Beautiful... isn't it?

Sunday, December 21, 2008

Footprints in snow

We have had a crazy fun time these last two days being snowed in. And we have learned a bunch as well.

Cat tracks:

Squirrel tracks:

Bird tracks:

And more bird tracks:

Did you notice the difference between the bird footprints? The first ones are 'walkers' (their feet are spread apart like they are walking). The walkers are ground feeders. The second picture is of 'hoppers' (their feet are side by side like they were hopping) and they are the tree feeders. Interesting huh?
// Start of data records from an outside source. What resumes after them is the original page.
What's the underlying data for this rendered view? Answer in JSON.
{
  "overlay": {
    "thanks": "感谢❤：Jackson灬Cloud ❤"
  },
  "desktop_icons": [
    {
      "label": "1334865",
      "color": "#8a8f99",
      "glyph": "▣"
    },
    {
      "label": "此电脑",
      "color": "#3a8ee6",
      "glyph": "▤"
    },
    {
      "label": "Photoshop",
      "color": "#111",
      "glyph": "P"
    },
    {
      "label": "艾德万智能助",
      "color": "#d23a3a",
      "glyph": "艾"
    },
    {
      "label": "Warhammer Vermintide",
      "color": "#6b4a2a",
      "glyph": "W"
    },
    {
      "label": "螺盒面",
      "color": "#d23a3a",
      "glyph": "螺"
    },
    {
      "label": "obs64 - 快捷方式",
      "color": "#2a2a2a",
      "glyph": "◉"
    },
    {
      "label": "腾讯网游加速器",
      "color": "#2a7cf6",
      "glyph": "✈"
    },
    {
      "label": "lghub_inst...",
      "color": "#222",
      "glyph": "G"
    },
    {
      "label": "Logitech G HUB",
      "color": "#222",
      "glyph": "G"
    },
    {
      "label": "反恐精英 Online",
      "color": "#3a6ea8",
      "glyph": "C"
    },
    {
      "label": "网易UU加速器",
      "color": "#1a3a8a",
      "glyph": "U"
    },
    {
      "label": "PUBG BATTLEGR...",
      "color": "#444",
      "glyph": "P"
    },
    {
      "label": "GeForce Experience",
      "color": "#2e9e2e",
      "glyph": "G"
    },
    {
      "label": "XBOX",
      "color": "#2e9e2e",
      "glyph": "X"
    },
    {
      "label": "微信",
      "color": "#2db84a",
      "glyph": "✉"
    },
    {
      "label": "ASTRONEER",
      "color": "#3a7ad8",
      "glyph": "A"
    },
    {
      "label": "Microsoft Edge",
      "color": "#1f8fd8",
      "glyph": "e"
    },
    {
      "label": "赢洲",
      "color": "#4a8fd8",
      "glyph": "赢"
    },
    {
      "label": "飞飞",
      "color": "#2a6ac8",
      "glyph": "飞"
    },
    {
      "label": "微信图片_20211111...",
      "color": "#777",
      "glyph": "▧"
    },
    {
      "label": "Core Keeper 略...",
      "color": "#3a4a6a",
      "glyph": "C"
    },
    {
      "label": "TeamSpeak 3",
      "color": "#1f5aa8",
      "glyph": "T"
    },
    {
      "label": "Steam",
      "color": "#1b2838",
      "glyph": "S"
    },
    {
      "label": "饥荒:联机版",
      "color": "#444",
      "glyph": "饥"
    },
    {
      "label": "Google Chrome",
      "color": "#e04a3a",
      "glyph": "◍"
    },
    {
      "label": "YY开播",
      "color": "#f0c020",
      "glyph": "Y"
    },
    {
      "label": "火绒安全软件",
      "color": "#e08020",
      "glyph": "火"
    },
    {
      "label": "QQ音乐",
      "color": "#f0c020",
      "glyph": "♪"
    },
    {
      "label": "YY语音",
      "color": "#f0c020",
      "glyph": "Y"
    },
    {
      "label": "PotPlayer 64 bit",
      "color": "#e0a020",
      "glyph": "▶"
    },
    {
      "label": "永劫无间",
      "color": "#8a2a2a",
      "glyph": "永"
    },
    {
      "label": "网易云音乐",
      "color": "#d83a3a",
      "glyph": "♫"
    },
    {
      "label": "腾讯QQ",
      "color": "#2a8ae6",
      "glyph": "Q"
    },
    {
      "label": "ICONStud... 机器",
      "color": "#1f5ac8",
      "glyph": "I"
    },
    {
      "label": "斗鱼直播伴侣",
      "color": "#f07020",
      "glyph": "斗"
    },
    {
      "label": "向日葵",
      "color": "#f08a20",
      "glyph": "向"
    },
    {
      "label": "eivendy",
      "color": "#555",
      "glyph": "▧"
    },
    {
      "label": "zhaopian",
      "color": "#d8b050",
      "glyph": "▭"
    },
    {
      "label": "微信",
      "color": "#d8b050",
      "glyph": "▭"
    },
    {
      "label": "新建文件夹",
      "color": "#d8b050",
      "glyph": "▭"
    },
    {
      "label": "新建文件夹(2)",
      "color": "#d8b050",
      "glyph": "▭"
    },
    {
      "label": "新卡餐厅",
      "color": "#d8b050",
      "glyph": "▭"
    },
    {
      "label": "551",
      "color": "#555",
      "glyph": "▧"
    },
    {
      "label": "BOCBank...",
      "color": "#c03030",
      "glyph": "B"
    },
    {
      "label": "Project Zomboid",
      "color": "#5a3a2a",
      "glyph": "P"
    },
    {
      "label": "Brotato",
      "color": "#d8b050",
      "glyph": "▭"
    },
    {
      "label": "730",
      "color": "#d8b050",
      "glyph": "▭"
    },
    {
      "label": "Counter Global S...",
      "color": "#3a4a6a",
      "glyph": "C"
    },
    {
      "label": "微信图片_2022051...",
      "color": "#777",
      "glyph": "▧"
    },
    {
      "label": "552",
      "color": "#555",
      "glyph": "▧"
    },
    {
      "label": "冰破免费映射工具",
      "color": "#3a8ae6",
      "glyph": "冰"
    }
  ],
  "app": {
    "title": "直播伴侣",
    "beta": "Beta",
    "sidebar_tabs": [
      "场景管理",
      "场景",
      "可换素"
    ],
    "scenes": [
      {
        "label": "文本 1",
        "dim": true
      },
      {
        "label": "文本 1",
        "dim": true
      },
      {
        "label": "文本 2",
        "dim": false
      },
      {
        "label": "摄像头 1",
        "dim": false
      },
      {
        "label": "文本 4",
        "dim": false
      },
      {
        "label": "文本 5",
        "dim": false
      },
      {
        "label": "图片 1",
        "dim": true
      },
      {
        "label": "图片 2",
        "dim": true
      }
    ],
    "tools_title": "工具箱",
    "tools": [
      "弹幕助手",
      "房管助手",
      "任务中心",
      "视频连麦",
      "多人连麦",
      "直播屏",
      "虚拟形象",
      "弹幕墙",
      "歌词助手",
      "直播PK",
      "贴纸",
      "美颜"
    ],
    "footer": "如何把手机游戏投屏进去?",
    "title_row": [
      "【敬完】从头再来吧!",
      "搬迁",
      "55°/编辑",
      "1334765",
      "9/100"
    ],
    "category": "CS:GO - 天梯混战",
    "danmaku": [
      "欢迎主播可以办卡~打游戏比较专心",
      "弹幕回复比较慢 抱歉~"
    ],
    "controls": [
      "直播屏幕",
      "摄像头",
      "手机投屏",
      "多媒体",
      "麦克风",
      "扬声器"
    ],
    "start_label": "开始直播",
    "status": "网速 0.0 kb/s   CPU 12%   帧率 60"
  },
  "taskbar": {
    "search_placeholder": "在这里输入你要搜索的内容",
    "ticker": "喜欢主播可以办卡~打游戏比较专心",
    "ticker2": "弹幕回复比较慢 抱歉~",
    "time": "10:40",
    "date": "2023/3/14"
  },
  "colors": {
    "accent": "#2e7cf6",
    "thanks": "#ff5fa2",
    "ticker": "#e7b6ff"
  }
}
We have also brought in two quarts of snow. One to melt measured in the jar to see if the snow takes up the same amount of space as the water the snow will turn into does. The other quart is being saved until we can head to a store with litmas paper. Alex wants to check if it is "acid rain snow".

And for what else we have done since being snowed in... check this out:

Snow Days

Thursday, December 18, 2008


Alex is on a new plan. After weeks of some pretty serious issues (all on the normal 'hormonal teen stuff' scale, but effecting our lives), Don and I came up with a point system that seems to be working out well. For each job he does above and beyond his daily chores, Alex earns time for his own pursuits... like Gameboy time, X box time, and or movie time. We have separated each job into categories... small jobs earn 3 points (each point in 5 minutes, so 15 minutes) medium jobs are 30 minutes (6 points) and large jobs are 60 minutes (12 points). For each time he mouths back, or doesn't do what we tell him enough times to annoy, we start counting. 1, 2, 3.... etc... that is how many points he looses off of whatever he has earned (being 5 minutes of his own time each). On school days (we don't play games on school days) he can 'bank' points for the weekend, and on the weekend he can keep his points for playing games with friends or whatever.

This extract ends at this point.